Forget Many, Forget Right: Scalable and Precise Concept Unlearning in Diffusion Models
Kaiyuan Deng, Gen Li, Yang Xiao, Bo Hui, Xiaolong Ma
TL;DR
This paper tackles large-scale unlearning in diffusion models by introducing ScaPre, a training-free framework that unlearns many concepts while preserving broad image quality. It combines a conflict-aware stable design with a geometry-preserving proximal refinement and an Informax Decoupler to confine updates to concept-relevant subspaces, solved in closed form via a Sylvester equation and a Bures-distance–guided refinement. Empirical results show ScaPre can forget up to about five times more concepts than strong baselines (with comparable generation quality) across objects, styles, and explicit-content prompts, demonstrating strong precision and scalability. The approach offers a practical, efficient path toward safe and controllable diffusion models suitable for large-scale concept removal in real-world deployments.
Abstract
Text-to-image diffusion models have achieved remarkable progress, yet their use raises copyright and misuse concerns, prompting research into machine unlearning.
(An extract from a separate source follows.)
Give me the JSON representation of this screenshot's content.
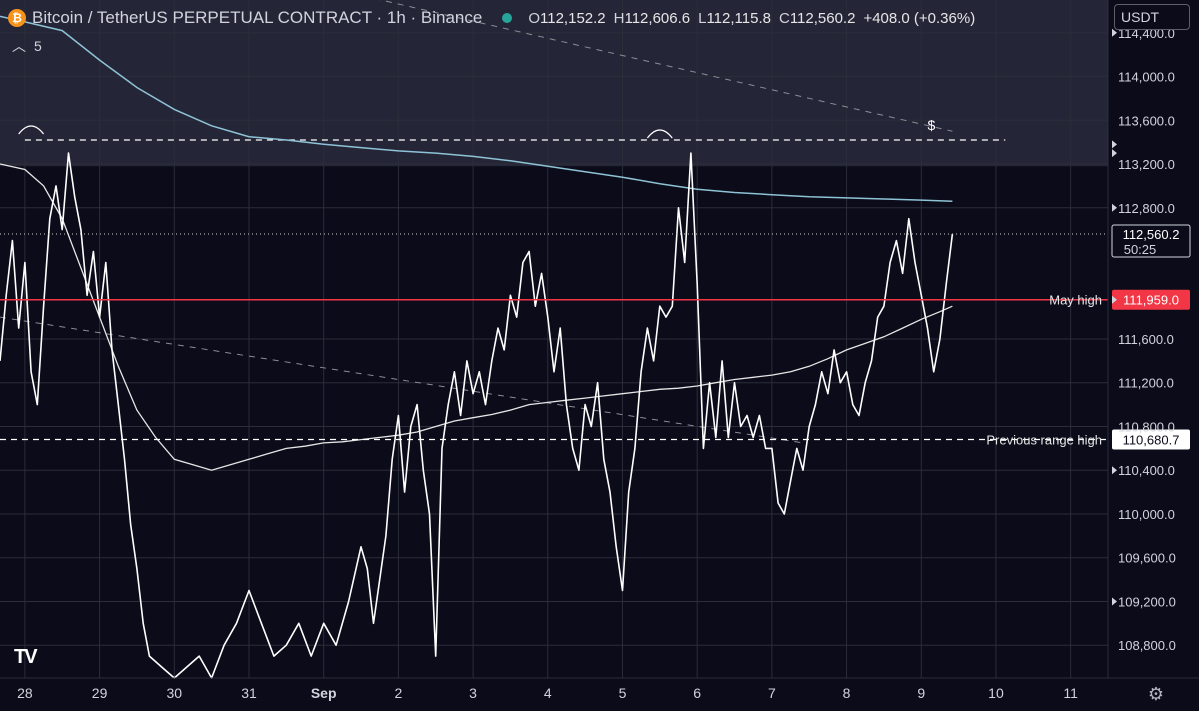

However, extending multi-concept unlearning to large-scale scenarios remains difficult due to three challenges: (i) conflicting weight updates that hinder unlearning or degrade generation; (ii) imprecise mechanisms that cause collateral damage to similar content; and (iii) reliance on additional data or modules, creating scalability bottlenecks. To address these, we propose Scalable-Precise Concept Unlearning (ScaPre), a unified framework tailored for large-scale unlearning. ScaPre introduces a conflict-aware stable design, integrating spectral trace regularization and geometry alignment to stabilize optimization, suppress conflicts, and preserve global structure. Furthermore, an Informax Decoupler identifies concept-relevant parameters and adaptively reweights updates, strictly confining unlearning to the target subspace. ScaPre yields an efficient closed-form solution without requiring auxiliary data or sub-models. Comprehensive experiments on objects, styles, and explicit content demonstrate that ScaPre effectively removes target concepts while maintaining generation quality. It forgets up to $\times \mathbf{5}$ more concepts than the best baseline within acceptable quality limits, achieving state-of-the-art precision and efficiency for large-scale unlearning.